В первую ночь старшие девочки разбудили меня и сказали: чтобы стать своей я должна пройти испытание. Каждому ребенку на ужин полагался кусок ветчины. Вместо этого все мы съели пустую гречку, а воспитательницы припрятали ветчину для себя. Меня отправили на кухню, восстанавливать справедливость. На трясущихся ногах я пробралась к холодильнику и застыла на месте. Не припомню, чтобы родители говорили мне о том, что воровать плохо. Наверно это было заложено в генах, специальный код со словом «нельзя». Я попятилась к выходу, край халата зацепился за рукоять сковородки, посуда загремела и повалилась на пол. Следившие за мной девочки разбежались в разные стороны, а я, боясь пошевелиться, застыла на месте.
Дежурная воспитательница, сначала по-хорошему, а затем и по-плохому, старалась выпытать, кто отправил меня воровать. Я сжимала зубы и пригибалась, а воспитательница со свистом размахивала над моей головой сковородкой. Удар оловянным ребром в висок отучил меня уворачиваться. Перед тем, как потерять сознание, я заметила в дверном проеме одну из старших девочек. Это была Ира. В ее расширенных от ужаса глазах стояли слезы, но взгляд был полон уважения.
В себя я пришла в кладовке, полной консервов. Прозрачные банки дразнили меня маринованными помидорами и малосольными огурцами, а холод еще сильнее нагонял аппетит. Оттуда меня выпустили только следующей ночью. В палате я легла на кровать, закуталась в одеяло и сжала челюсти, чтобы стук зубов не разбудил всех вокруг. В животе урчало от голода. Что-то твердое коснулось моего бока. Я повернулась и увидела, что Ира протягивает мне кусок зажаренного на утюге хлеба. Я вгрызлась в сухарь, словно вцепилась зубами в жизнь. Аромат деликатеса перебивал запах дуста от кровати. Я ела хлеб, подставив ладонь, чтобы не потерять ни единой крошки, и сквозь слезы представляла, что ужинаю вместе с родителями. Тогда я поняла: физическая боль — мелочь, по сравнению с моральными испытаниями. Но в темноте я увидела улыбку друга, значит, все образуется, и я не останусь одна.
Воспоминания помогают успокоиться. Расстояние от дома до заводского общежития я преодолеваю за считанные минуты. Знакомый подъезд приветствует надписью на мусоропроводе: «Здесь живет Тоня». Лифт встречает распахнутой дверью. Нажимаю кнопку с цифрой «восемь» и безуспешно пытаюсь закрыть дверь изнутри. Открытый лифт ползет вверх. Отступаю на шаг вглубь. Хорошо хоть работает. На весь коридор разносится песенка Жанны Фриске. Стук в дверь приглушает слой поролона под кожзаменителем. Звонок не работал еще шесть лет назад, когда я переехала к Ире в эту малосемейку.
— Ты уходишь по-английски… — напевая, распахивает дверь Ира. — Динка!
Она разводит руками и тут же роняет их при виде моего лица.
— Кто тебя так разукрасил?!
— Кто, кто, — отодвигаю подругу и захожу внутрь. — Паук в пальто.
— Вот сука! — перекрикивает она голос Фриске. — Говорила я тебе, бросай своего Паукова, пока голова цела. А ты: мой Олежек такой, мой Олежек сякой…

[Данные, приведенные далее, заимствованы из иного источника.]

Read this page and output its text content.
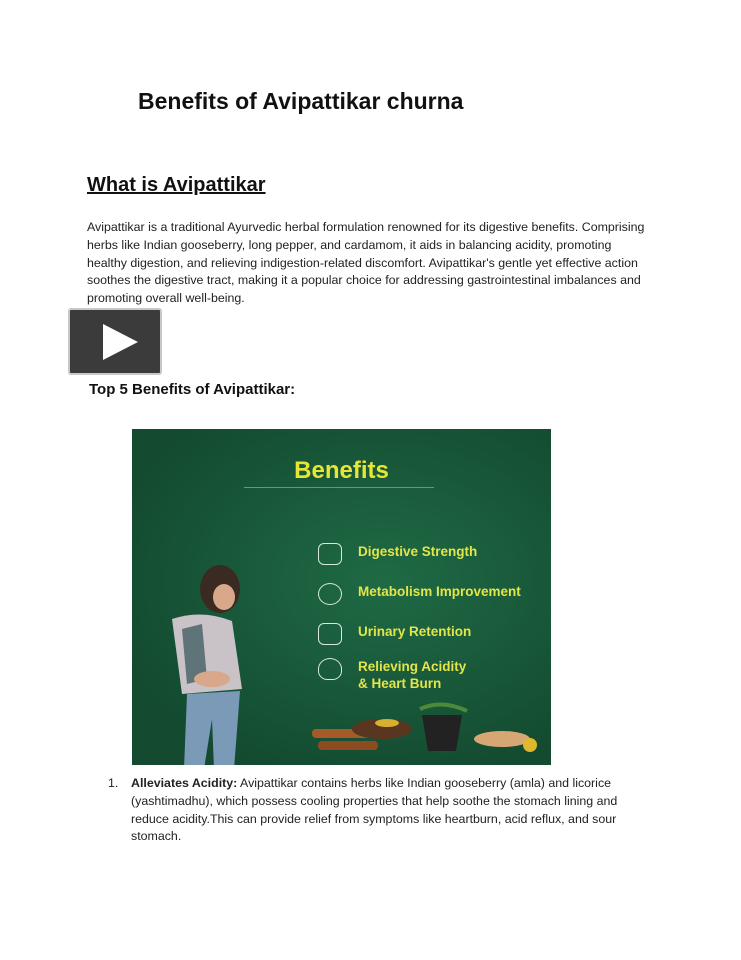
Benefits of Avipattikar churna
What is Avipattikar
Avipattikar is a traditional Ayurvedic herbal formulation renowned for its digestive benefits. Comprising herbs like Indian gooseberry, long pepper, and cardamom, it aids in balancing acidity, promoting healthy digestion, and relieving indigestion-related discomfort. Avipattikar's gentle yet effective action soothes the digestive tract, making it a popular choice for addressing gastrointestinal imbalances and promoting overall well-being.
Top 5 Benefits of Avipattikar:
Benefits
Digestive Strength
Metabolism Improvement
Urinary Retention
Relieving Acidity & Heart Burn
1. Alleviates Acidity: Avipattikar contains herbs like Indian gooseberry (amla) and licorice (yashtimadhu), which possess cooling properties that help soothe the stomach lining and reduce acidity.This can provide relief from symptoms like heartburn, acid reflux, and sour stomach.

— Ир, выруби шарманку, без нее тошно.
Она, покачивая бедрами в такт мелодии, идет на кухню. Блестящее в лучах весеннего солнца платье обтягивает женственную фигуру. Соблазнительно выгибаясь, Ира наклоняется к розетке. Тройник с искрами выскальзывает из оголенного электрического разъема. Раздается последний вздох холодильника, и в комнате наступает оглушительная тишина.